We arrived about 30 minutes early. The pre-game show consisted of cheerleaders dancing on the track to Mariachi music blaring out of speakers set up on the grass between the track that surrounds the field and the beginning of the seats. Atlas took the field to warm up about 20 minutes early. They were booed by the Rayados fans. The Rayados took the field immediately after to cheering fans. There were 3 officials for the game that took the field to warm up also.

The game started with what appeared to be the team captains shaking hands with the officials and each other. The game was scheduled to start at 1700, and I believe it started at 1700 on the dot.

What struck me the most about the game was the lack of commercialization.

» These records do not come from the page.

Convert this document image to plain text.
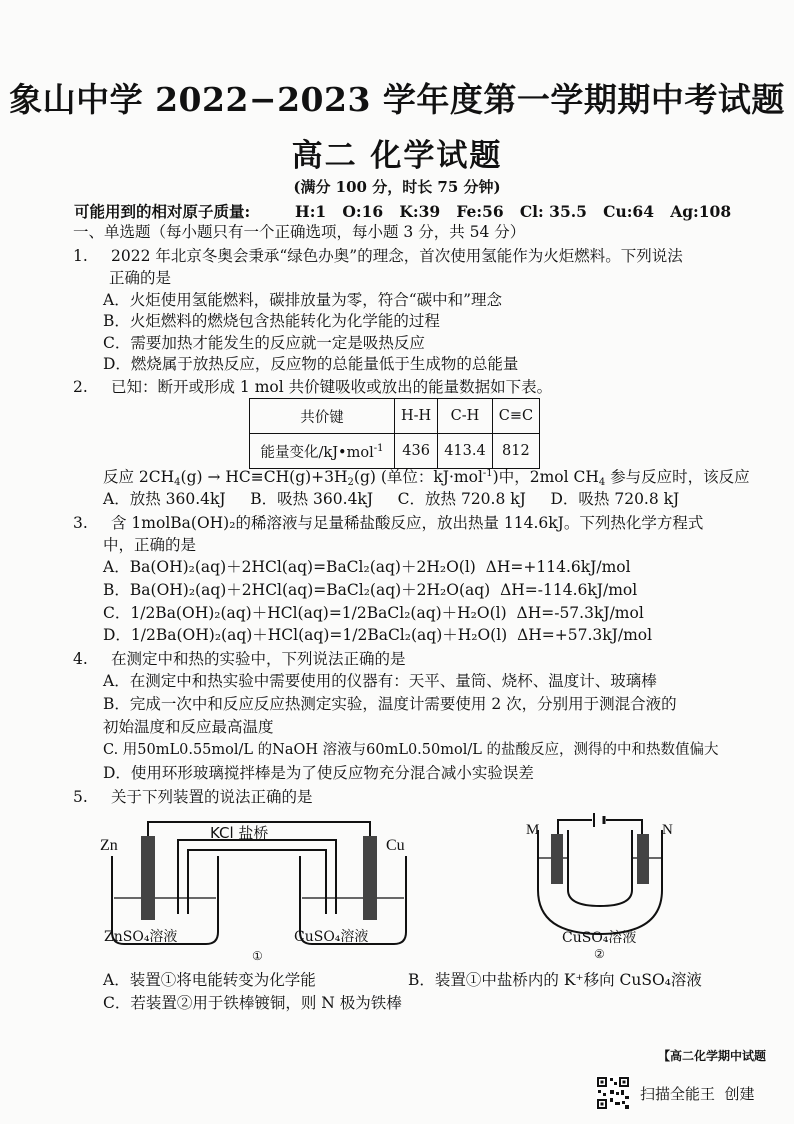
象山中学 2022−2023 学年度第一学期期中考试题
高二 化学试题
(满分 100 分，时长 75 分钟)
可能用到的相对原子质量:	H:1   O:16   K:39   Fe:56   Cl: 35.5   Cu:64   Ag:108
一、单选题（每小题只有一个正确选项，每小题 3 分，共 54 分）
1. 2022 年北京冬奥会秉承“绿色办奥”的理念，首次使用氢能作为火炬燃料。下列说法
正确的是
A．火炬使用氢能燃料，碳排放量为零，符合“碳中和”理念
B．火炬燃料的燃烧包含热能转化为化学能的过程
C．需要加热才能发生的反应就一定是吸热反应
D．燃烧属于放热反应，反应物的总能量低于生成物的总能量
2. 已知：断开或形成 1 mol 共价键吸收或放出的能量数据如下表。
共价键	H-H	C-H	C≡C
能量变化/kJ•mol$^{-1}$	436	413.4	812
反应 $2CH_4(g) \to HC\equiv CH(g)+3H_2(g)$ (单位：kJ·mol$^{-1}$)中，2mol $CH_4$ 参与反应时，该反应
A．放热 360.4kJ     B．吸热 360.4kJ     C．放热 720.8 kJ     D．吸热 720.8 kJ
3. 含 1molBa(OH)₂的稀溶液与足量稀盐酸反应，放出热量 114.6kJ。下列热化学方程式
中，正确的是
A．Ba(OH)₂(aq)＋2HCl(aq)=BaCl₂(aq)＋2H₂O(l)  ΔH=+114.6kJ/mol
B．Ba(OH)₂(aq)＋2HCl(aq)=BaCl₂(aq)＋2H₂O(aq)  ΔH=-114.6kJ/mol
C．1/2Ba(OH)₂(aq)＋HCl(aq)=1/2BaCl₂(aq)＋H₂O(l)  ΔH=-57.3kJ/mol
D．1/2Ba(OH)₂(aq)＋HCl(aq)=1/2BaCl₂(aq)＋H₂O(l)  ΔH=+57.3kJ/mol
4. 在测定中和热的实验中，下列说法正确的是
A．在测定中和热实验中需要使用的仪器有：天平、量筒、烧杯、温度计、玻璃棒
B．完成一次中和反应反应热测定实验，温度计需要使用 2 次，分别用于测混合液的
初始温度和反应最高温度
C. 用50mL0.55mol/L 的NaOH 溶液与60mL0.50mol/L 的盐酸反应，测得的中和热数值偏大
D．使用环形玻璃搅拌棒是为了使反应物充分混合减小实验误差
5. 关于下列装置的说法正确的是
Zn	Cu
KCl 盐桥
ZnSO₄溶液	CuSO₄溶液
①
M	N
CuSO₄溶液
②
A．装置①将电能转变为化学能	B．装置①中盐桥内的 K⁺移向 CuSO₄溶液
C．若装置②用于铁棒镀铜，则 N 极为铁棒
【高二化学期中试题
扫描全能王  创建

Yes the teams jerseys are covered with their sponsors, and yes the field is lined with some very unintrusive signage that changes throughout the game, but there were no giant displays flashing adds and there was no giant sound system to blare adds at you.

The second thing that I noticed was the closeness you have to the field and the game. I estimate that we were approximately 30 ft. from the field. It was easy to watch what was going on with the game until the action got over on to the other side of the field. Then it was a little difficult to see everything.

Each team is allowed to have one member of the coaching staff standing on the field. Neither coach wore wireless headgear or used a 2 way radio of any type. I found this refreshing. Keeping it simple. Compare this to American football where the sidelines contain somewhere around 50 members of the coaching staff and analysts wearing wireless headsets. So ridiculous.

The halftime show consisted of volunteers trying to run a gauntlet of lasso wielding cowboys for a cash prize of about $200. None of the runners were able to make it through the gauntlet due to one very talented cowboy. He stopped approximately 75% of the runners.

Futbol is a fast game. If you take your eyes off of the action for a second, it is very likely that you will miss something.

The thing that I liked best about the game was the pureness of it. It was just pure, unadulterated sport played by some of the most talented athletes in the world.